11. Enforcement means enforcing proceedings in line with the principles of fairness, objectivity and timeliness in case of violations, enhancing transparency of enforcement mechanisms and ensuring accountability.
A comprehensive integrity system should provide for a fair, objective and timely enforcement of criminal, civil and/or disciplinary penalties for violations, mechanisms for oversight, co-ordination, co-operation and exchange of information between relevant entities in the context of application of these penalties and development of tools for ensuring transparency of enforcement mechanisms, while respecting privacy and confidentiality.
12. Oversight means reinforcing the role of external oversight and control within the public integrity system.
External oversight and control mechanisms can include ombudsmen, supreme audit institutions (SAI), administrative courts and courts of general jurisdiction and regulatory enforcement agencies.

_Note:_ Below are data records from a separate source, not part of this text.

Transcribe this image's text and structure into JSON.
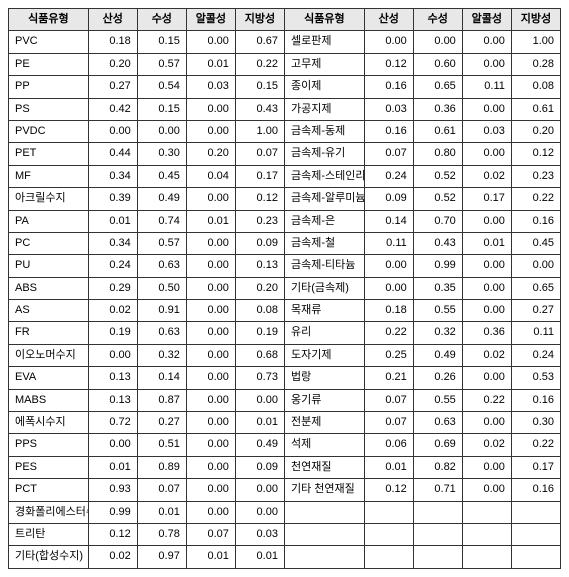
{
  "headers": {
    "type": "식품유형",
    "col1": "산성",
    "col2": "수성",
    "col3": "알콜성",
    "col4": "지방성"
  },
  "rows": [
    {
      "l1": "PVC",
      "a1": "0.18",
      "b1": "0.15",
      "c1": "0.00",
      "d1": "0.67",
      "l2": "셀로판제",
      "a2": "0.00",
      "b2": "0.00",
      "c2": "0.00",
      "d2": "1.00"
    },
    {
      "l1": "PE",
      "a1": "0.20",
      "b1": "0.57",
      "c1": "0.01",
      "d1": "0.22",
      "l2": "고무제",
      "a2": "0.12",
      "b2": "0.60",
      "c2": "0.00",
      "d2": "0.28"
    },
    {
      "l1": "PP",
      "a1": "0.27",
      "b1": "0.54",
      "c1": "0.03",
      "d1": "0.15",
      "l2": "종이제",
      "a2": "0.16",
      "b2": "0.65",
      "c2": "0.11",
      "d2": "0.08"
    },
    {
      "l1": "PS",
      "a1": "0.42",
      "b1": "0.15",
      "c1": "0.00",
      "d1": "0.43",
      "l2": "가공지제",
      "a2": "0.03",
      "b2": "0.36",
      "c2": "0.00",
      "d2": "0.61"
    },
    {
      "l1": "PVDC",
      "a1": "0.00",
      "b1": "0.00",
      "c1": "0.00",
      "d1": "1.00",
      "l2": "금속제-동제",
      "a2": "0.16",
      "b2": "0.61",
      "c2": "0.03",
      "d2": "0.20"
    },
    {
      "l1": "PET",
      "a1": "0.44",
      "b1": "0.30",
      "c1": "0.20",
      "d1": "0.07",
      "l2": "금속제-유기",
      "a2": "0.07",
      "b2": "0.80",
      "c2": "0.00",
      "d2": "0.12"
    },
    {
      "l1": "MF",
      "a1": "0.34",
      "b1": "0.45",
      "c1": "0.04",
      "d1": "0.17",
      "l2": "금속제-스테인리스",
      "a2": "0.24",
      "b2": "0.52",
      "c2": "0.02",
      "d2": "0.23"
    },
    {
      "l1": "아크릴수지",
      "a1": "0.39",
      "b1": "0.49",
      "c1": "0.00",
      "d1": "0.12",
      "l2": "금속제-알루미늄",
      "a2": "0.09",
      "b2": "0.52",
      "c2": "0.17",
      "d2": "0.22"
    },
    {
      "l1": "PA",
      "a1": "0.01",
      "b1": "0.74",
      "c1": "0.01",
      "d1": "0.23",
      "l2": "금속제-은",
      "a2": "0.14",
      "b2": "0.70",
      "c2": "0.00",
      "d2": "0.16"
    },
    {
      "l1": "PC",
      "a1": "0.34",
      "b1": "0.57",
      "c1": "0.00",
      "d1": "0.09",
      "l2": "금속제-철",
      "a2": "0.11",
      "b2": "0.43",
      "c2": "0.01",
      "d2": "0.45"
    },
    {
      "l1": "PU",
      "a1": "0.24",
      "b1": "0.63",
      "c1": "0.00",
      "d1": "0.13",
      "l2": "금속제-티타늄",
      "a2": "0.00",
      "b2": "0.99",
      "c2": "0.00",
      "d2": "0.00"
    },
    {
      "l1": "ABS",
      "a1": "0.29",
      "b1": "0.50",
      "c1": "0.00",
      "d1": "0.20",
      "l2": "기타(금속제)",
      "a2": "0.00",
      "b2": "0.35",
      "c2": "0.00",
      "d2": "0.65"
    },
    {
      "l1": "AS",
      "a1": "0.02",
      "b1": "0.91",
      "c1": "0.00",
      "d1": "0.08",
      "l2": "목재류",
      "a2": "0.18",
      "b2": "0.55",
      "c2": "0.00",
      "d2": "0.27"
    },
    {
      "l1": "FR",
      "a1": "0.19",
      "b1": "0.63",
      "c1": "0.00",
      "d1": "0.19",
      "l2": "유리",
      "a2": "0.22",
      "b2": "0.32",
      "c2": "0.36",
      "d2": "0.11"
    },
    {
      "l1": "이오노머수지",
      "a1": "0.00",
      "b1": "0.32",
      "c1": "0.00",
      "d1": "0.68",
      "l2": "도자기제",
      "a2": "0.25",
      "b2": "0.49",
      "c2": "0.02",
      "d2": "0.24"
    },
    {
      "l1": "EVA",
      "a1": "0.13",
      "b1": "0.14",
      "c1": "0.00",
      "d1": "0.73",
      "l2": "법랑",
      "a2": "0.21",
      "b2": "0.26",
      "c2": "0.00",
      "d2": "0.53"
    },
    {
      "l1": "MABS",
      "a1": "0.13",
      "b1": "0.87",
      "c1": "0.00",
      "d1": "0.00",
      "l2": "옹기류",
      "a2": "0.07",
      "b2": "0.55",
      "c2": "0.22",
      "d2": "0.16"
    },
    {
      "l1": "에폭시수지",
      "a1": "0.72",
      "b1": "0.27",
      "c1": "0.00",
      "d1": "0.01",
      "l2": "전분제",
      "a2": "0.07",
      "b2": "0.63",
      "c2": "0.00",
      "d2": "0.30"
    },
    {
      "l1": "PPS",
      "a1": "0.00",
      "b1": "0.51",
      "c1": "0.00",
      "d1": "0.49",
      "l2": "석제",
      "a2": "0.06",
      "b2": "0.69",
      "c2": "0.02",
      "d2": "0.22"
    },
    {
      "l1": "PES",
      "a1": "0.01",
      "b1": "0.89",
      "c1": "0.00",
      "d1": "0.09",
      "l2": "천연재질",
      "a2": "0.01",
      "b2": "0.82",
      "c2": "0.00",
      "d2": "0.17"
    },
    {
      "l1": "PCT",
      "a1": "0.93",
      "b1": "0.07",
      "c1": "0.00",
      "d1": "0.00",
      "l2": "기타 천연재질",
      "a2": "0.12",
      "b2": "0.71",
      "c2": "0.00",
      "d2": "0.16"
    },
    {
      "l1": "경화폴리에스터수지",
      "a1": "0.99",
      "b1": "0.01",
      "c1": "0.00",
      "d1": "0.00",
      "l2": "",
      "a2": "",
      "b2": "",
      "c2": "",
      "d2": ""
    },
    {
      "l1": "트리탄",
      "a1": "0.12",
      "b1": "0.78",
      "c1": "0.07",
      "d1": "0.03",
      "l2": "",
      "a2": "",
      "b2": "",
      "c2": "",
      "d2": ""
    },
    {
      "l1": "기타(합성수지)",
      "a1": "0.02",
      "b1": "0.97",
      "c1": "0.01",
      "d1": "0.01",
      "l2": "",
      "a2": "",
      "b2": "",
      "c2": "",
      "d2": ""
    }
  ]
}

The division of control functions depends on the country: for example, in Austria the Court of Audit (Rechnungshof Österreich) is a major player in the integrity system, which assesses if existing mechanisms are suitable to prevent corruption within public organizations, and publishes the recommendations to increase transparency as well as public scrutiny and awareness of these issues. At the same time it is fundamental to ensure that these bodies are independent: Canada and Norway have developed policies and standards for the managers of regulatory agencies regarding the revolving door situations.
13. Participation means promoting transparency of public bodies, granting citizens access in the development of public policies and encouraging a society that includes “watchdog” entities.
This principle provides for:
- ensuring the transparency and openness of public bodies, in particular, by guaranteeing timely response to requests for access to information (for example, a response is due within 5 days in Estonia, 10 in Portugal, and 15 in Finland and Poland) and providing access to open data;
- involving stakeholders in the policy-making process through focus groups, expert panels, surveys and public consultations;
- encourage public scrutiny of conflict-of interest situations, asset and interest disclosures (publication of interest declarations, as in France, Latvia and Mexico or summaries of declarations of assets, as in Spain), lobbying activities (through an open online register, as is the case in Canada, France and Ireland) and financing of political parties and electoral campaigns.
The Handbook is complemented by the OECD Public Integrity Maturity Models, an instrument for self-assessment of the “degree of maturity” of the adopted public integrity measures. It allows countries to assess where they are situated in relation to the implementation of each of the 13 OECD principles through answering a set of questions. As a follow-up, the Organization also intends to issue the OECD Public Integrity Indicators and the Public Integrity Toolkit.